Search code examples
angularjsregexangular-filterscapitalize

Capitalize a cyrillic strings with JavaScript


I'm making an AngularJS filter which capitalizes each word's first letter. It works well with a-zA-Z letters, but in my case I use also cyrillic characters and I would like to make it work.

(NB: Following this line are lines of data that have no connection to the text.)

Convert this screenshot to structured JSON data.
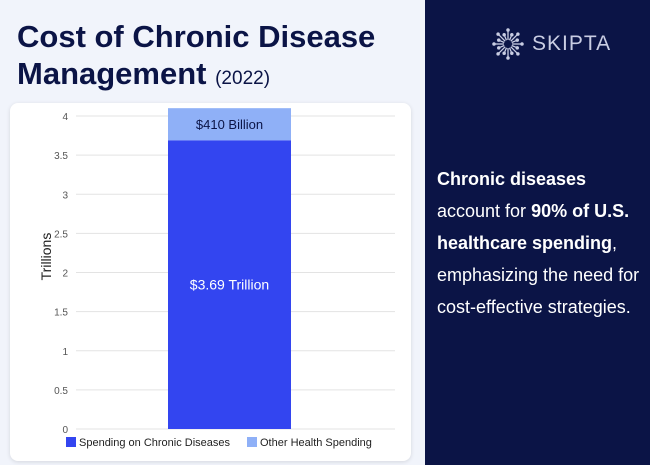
{
  "header": {
    "title": "Cost of Chronic Disease Management",
    "year": "(2022)"
  },
  "brand": {
    "name": "SKIPTA",
    "icon": "starburst-icon"
  },
  "description": {
    "part1": "Chronic diseases",
    "part2": " account for ",
    "part3": "90% of U.S. healthcare spending",
    "part4": ", emphasizing the need for cost-effective strategies."
  },
  "colors": {
    "navy": "#0b1446",
    "chronic": "#3345f0",
    "other": "#8fb0f7"
  },
  "chart_data": {
    "type": "bar",
    "stacked": true,
    "title": "",
    "xlabel": "",
    "ylabel": "Trillions",
    "ylim": [
      0,
      4
    ],
    "yticks": [
      0,
      0.5,
      1,
      1.5,
      2,
      2.5,
      3,
      3.5,
      4
    ],
    "yticklabels": [
      "0",
      "0.5",
      "1",
      "1.5",
      "2",
      "2.5",
      "3",
      "3.5",
      "4"
    ],
    "categories": [
      ""
    ],
    "series": [
      {
        "name": "Spending on Chronic Diseases",
        "values": [
          3.69
        ],
        "label": "$3.69 Trillion",
        "color": "#3345f0"
      },
      {
        "name": "Other Health Spending",
        "values": [
          0.41
        ],
        "label": "$410 Billion",
        "color": "#8fb0f7"
      }
    ],
    "legend": "bottom",
    "grid": true
  }
}
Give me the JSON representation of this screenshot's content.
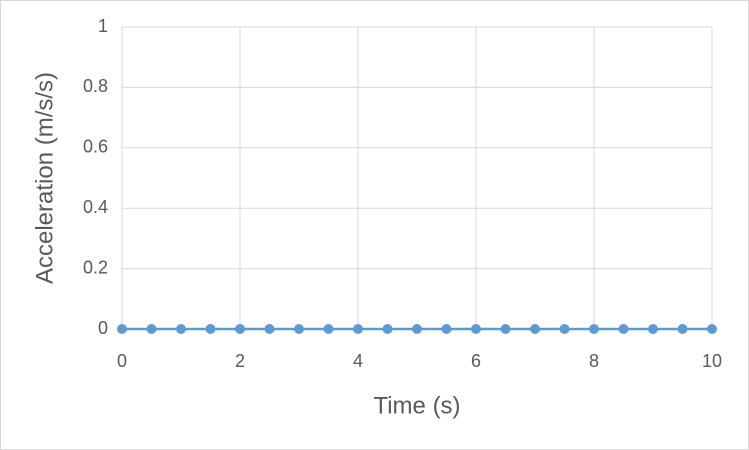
{
  "chart_data": {
    "type": "line",
    "x_label": "Time (s)",
    "y_label": "Acceleration (m/s/s)",
    "x": [
      0,
      0.5,
      1,
      1.5,
      2,
      2.5,
      3,
      3.5,
      4,
      4.5,
      5,
      5.5,
      6,
      6.5,
      7,
      7.5,
      8,
      8.5,
      9,
      9.5,
      10
    ],
    "series": [
      {
        "color": "#5b9bd5",
        "values": [
          0,
          0,
          0,
          0,
          0,
          0,
          0,
          0,
          0,
          0,
          0,
          0,
          0,
          0,
          0,
          0,
          0,
          0,
          0,
          0,
          0
        ]
      }
    ],
    "xlim": [
      0,
      10
    ],
    "xticks": [
      0,
      2,
      4,
      6,
      8,
      10
    ],
    "ylim": [
      0,
      1
    ],
    "yticks": [
      0,
      0.2,
      0.4,
      0.6,
      0.8,
      1
    ],
    "grid": true,
    "markers": true
  }
}
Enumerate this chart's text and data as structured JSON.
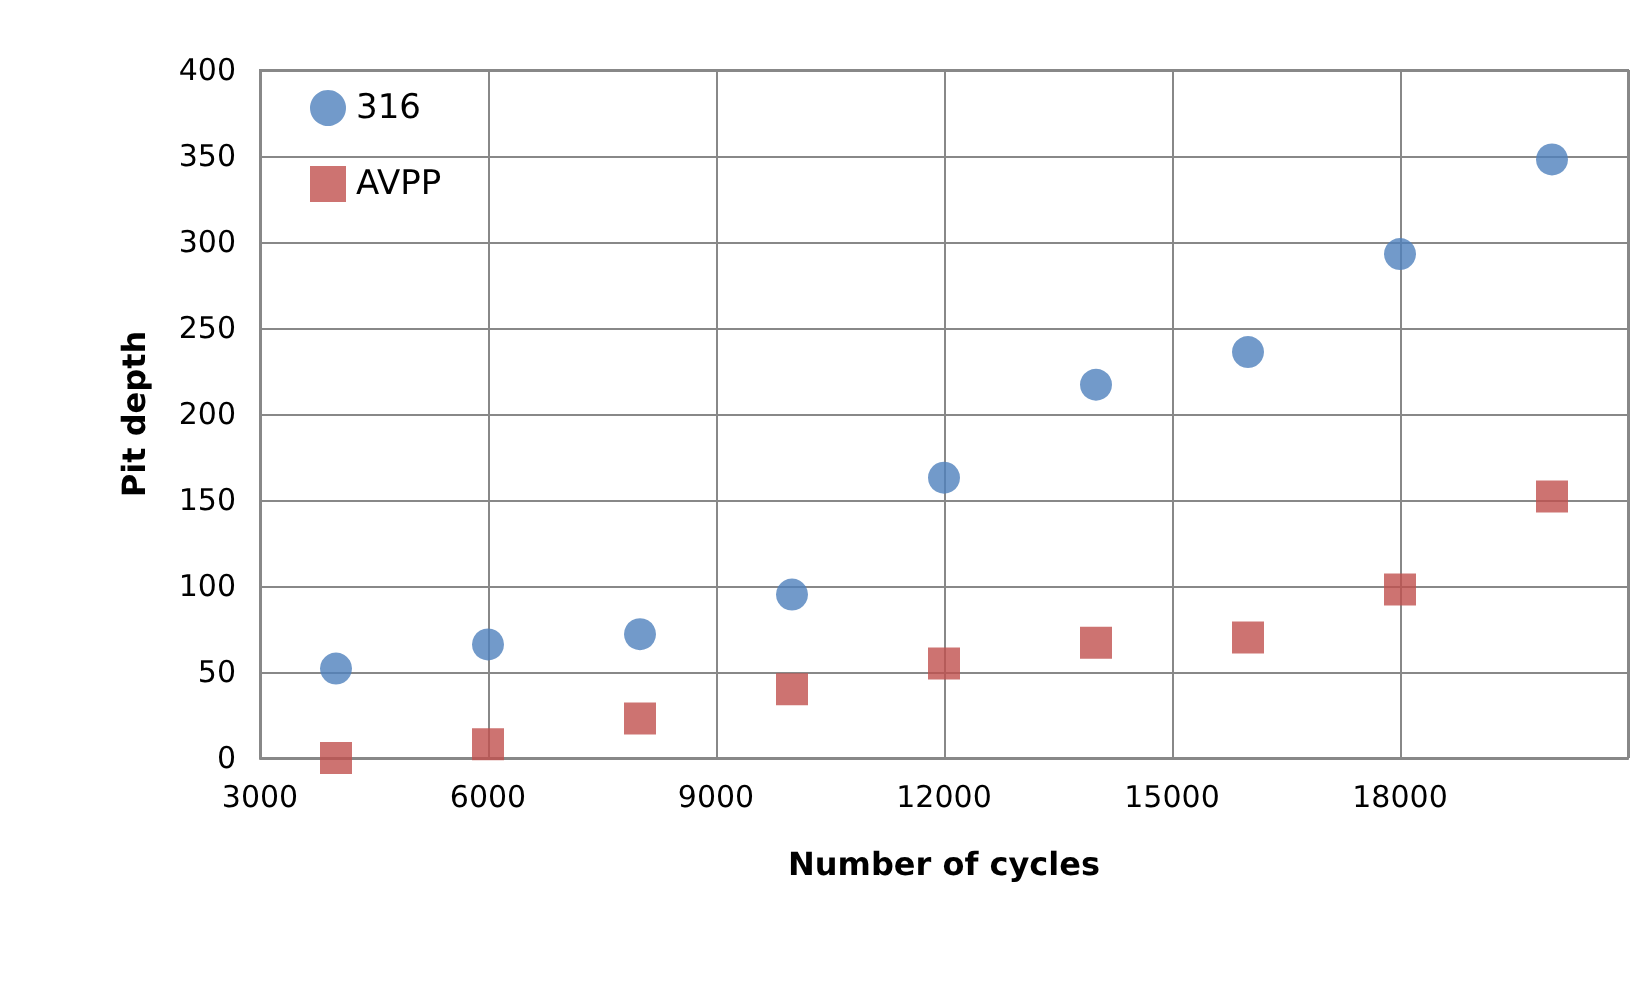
{
  "chart_data": {
    "type": "scatter",
    "xlabel": "Number of cycles",
    "ylabel": "Pit depth",
    "x": [
      4000,
      6000,
      8000,
      10000,
      12000,
      14000,
      16000,
      18000,
      20000
    ],
    "series": [
      {
        "name": "316",
        "color": "#4f81bd",
        "marker": "circle",
        "values": [
          52,
          66,
          72,
          95,
          163,
          217,
          236,
          293,
          348
        ]
      },
      {
        "name": "AVPP",
        "color": "#c0504d",
        "marker": "square",
        "values": [
          0,
          8,
          23,
          40,
          55,
          67,
          70,
          98,
          152
        ]
      }
    ],
    "xlim": [
      3000,
      21000
    ],
    "xticks": [
      3000,
      6000,
      9000,
      12000,
      15000,
      18000,
      {
        "value": 21000,
        "label": null
      }
    ],
    "ylim": [
      0,
      400
    ],
    "yticks": [
      0,
      50,
      100,
      150,
      200,
      250,
      300,
      350,
      400
    ],
    "grid": true,
    "legend": "top left"
  }
}
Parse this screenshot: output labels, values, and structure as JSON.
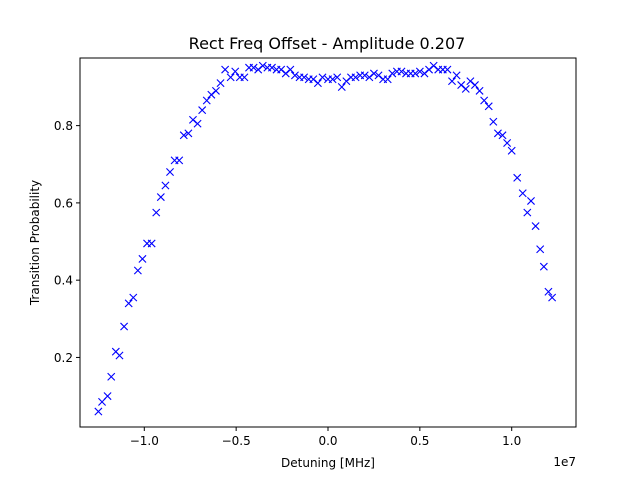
{
  "chart_data": {
    "type": "scatter",
    "title": "Rect Freq Offset - Amplitude 0.207",
    "xlabel": "Detuning [MHz]",
    "ylabel": "Transition Probability",
    "x_offset_label": "1e7",
    "xlim": [
      -13500000,
      13500000
    ],
    "ylim": [
      0.02,
      0.975
    ],
    "grid": false,
    "legend": "none",
    "x_ticks": [
      -10000000,
      -5000000,
      0,
      5000000,
      10000000
    ],
    "x_tick_labels": [
      "−1.0",
      "−0.5",
      "0.0",
      "0.5",
      "1.0"
    ],
    "y_ticks": [
      0.2,
      0.4,
      0.6,
      0.8
    ],
    "y_tick_labels": [
      "0.2",
      "0.4",
      "0.6",
      "0.8"
    ],
    "marker": "x",
    "series": [
      {
        "color": "#0000ff",
        "points": [
          [
            -12500000,
            0.06
          ],
          [
            -12300000,
            0.085
          ],
          [
            -12000000,
            0.1
          ],
          [
            -11800000,
            0.15
          ],
          [
            -11550000,
            0.215
          ],
          [
            -11350000,
            0.205
          ],
          [
            -11100000,
            0.28
          ],
          [
            -10850000,
            0.34
          ],
          [
            -10600000,
            0.355
          ],
          [
            -10350000,
            0.425
          ],
          [
            -10100000,
            0.455
          ],
          [
            -9850000,
            0.495
          ],
          [
            -9600000,
            0.495
          ],
          [
            -9350000,
            0.575
          ],
          [
            -9100000,
            0.615
          ],
          [
            -8850000,
            0.645
          ],
          [
            -8600000,
            0.68
          ],
          [
            -8350000,
            0.71
          ],
          [
            -8100000,
            0.71
          ],
          [
            -7850000,
            0.775
          ],
          [
            -7600000,
            0.78
          ],
          [
            -7350000,
            0.815
          ],
          [
            -7100000,
            0.805
          ],
          [
            -6850000,
            0.84
          ],
          [
            -6600000,
            0.865
          ],
          [
            -6350000,
            0.88
          ],
          [
            -6100000,
            0.89
          ],
          [
            -5850000,
            0.91
          ],
          [
            -5600000,
            0.945
          ],
          [
            -5300000,
            0.925
          ],
          [
            -5050000,
            0.94
          ],
          [
            -4800000,
            0.925
          ],
          [
            -4550000,
            0.925
          ],
          [
            -4300000,
            0.95
          ],
          [
            -4050000,
            0.95
          ],
          [
            -3800000,
            0.945
          ],
          [
            -3550000,
            0.955
          ],
          [
            -3300000,
            0.95
          ],
          [
            -3050000,
            0.95
          ],
          [
            -2800000,
            0.945
          ],
          [
            -2550000,
            0.945
          ],
          [
            -2300000,
            0.935
          ],
          [
            -2050000,
            0.945
          ],
          [
            -1800000,
            0.93
          ],
          [
            -1550000,
            0.925
          ],
          [
            -1300000,
            0.925
          ],
          [
            -1050000,
            0.92
          ],
          [
            -800000,
            0.92
          ],
          [
            -550000,
            0.91
          ],
          [
            -300000,
            0.925
          ],
          [
            0,
            0.92
          ],
          [
            250000,
            0.92
          ],
          [
            500000,
            0.925
          ],
          [
            750000,
            0.9
          ],
          [
            1000000,
            0.915
          ],
          [
            1250000,
            0.925
          ],
          [
            1500000,
            0.925
          ],
          [
            1750000,
            0.93
          ],
          [
            2000000,
            0.93
          ],
          [
            2250000,
            0.925
          ],
          [
            2500000,
            0.935
          ],
          [
            2750000,
            0.93
          ],
          [
            3000000,
            0.92
          ],
          [
            3250000,
            0.92
          ],
          [
            3500000,
            0.935
          ],
          [
            3750000,
            0.94
          ],
          [
            4000000,
            0.94
          ],
          [
            4250000,
            0.935
          ],
          [
            4500000,
            0.935
          ],
          [
            4750000,
            0.935
          ],
          [
            5000000,
            0.94
          ],
          [
            5250000,
            0.935
          ],
          [
            5500000,
            0.945
          ],
          [
            5750000,
            0.955
          ],
          [
            6000000,
            0.945
          ],
          [
            6250000,
            0.945
          ],
          [
            6500000,
            0.945
          ],
          [
            6750000,
            0.915
          ],
          [
            7000000,
            0.93
          ],
          [
            7250000,
            0.905
          ],
          [
            7500000,
            0.895
          ],
          [
            7750000,
            0.915
          ],
          [
            8000000,
            0.905
          ],
          [
            8250000,
            0.89
          ],
          [
            8500000,
            0.865
          ],
          [
            8750000,
            0.85
          ],
          [
            9000000,
            0.81
          ],
          [
            9250000,
            0.78
          ],
          [
            9500000,
            0.775
          ],
          [
            9750000,
            0.755
          ],
          [
            10000000,
            0.735
          ],
          [
            10300000,
            0.665
          ],
          [
            10600000,
            0.625
          ],
          [
            10850000,
            0.575
          ],
          [
            11050000,
            0.605
          ],
          [
            11300000,
            0.54
          ],
          [
            11550000,
            0.48
          ],
          [
            11750000,
            0.435
          ],
          [
            12000000,
            0.37
          ],
          [
            12200000,
            0.355
          ]
        ]
      }
    ]
  }
}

var strLatin = "this is some string";
var strCyrillic = "това е някакъв низ";

var newLatinStr = strLatin.replace(/\b[\wа-яА-Я]/g, function(l){ 
    return l.toUpperCase();
});

var newCyrillicStr = strCyrillic.replace(/\b[\wа-яА-Я]/g, function(l){ 
    return l.toUpperCase();
});

Here I got some CodePen example: http://codepen.io/brankoleone/pen/GNxjRM


Solution

  • You need a custom word boundary that you may build using groupings:

    var strLatin = "this is some string";
    var strCyrillic = "това е някакъв низ";
    var block = "\\w\\u0400-\\u04FF";
    var rx = new RegExp("([^" + block + "]|^)([" + block + "])", "g");
    
    var newLatinStr = strLatin.replace(rx, function($0, $1, $2){ 
        return $1+$2.toUpperCase();
    });
    console.log(newLatinStr);
    var newCyrillicStr = strCyrillic.replace(rx, function($0, $1, $2){ 
        return $1+$2.toUpperCase();
    });
    console.log(newCyrillicStr);

    Details:

    • The block contains all ASCII letters, digits and underscore and all basic Cyrillic chars from the basic Cyrillic range (if you need more, see Cyrillic script in Unicode ranges Wiki article and update the regex accordingly), perhaps, you just want to match Russian with А-ЯЁёа-я, then use var block = "\\wА-ЯЁёа-я
    • The final regex matches and captures into Group 1 any char other than the one defined in the block or start of string, and then matches and captures into Group 2 any char defined in the block.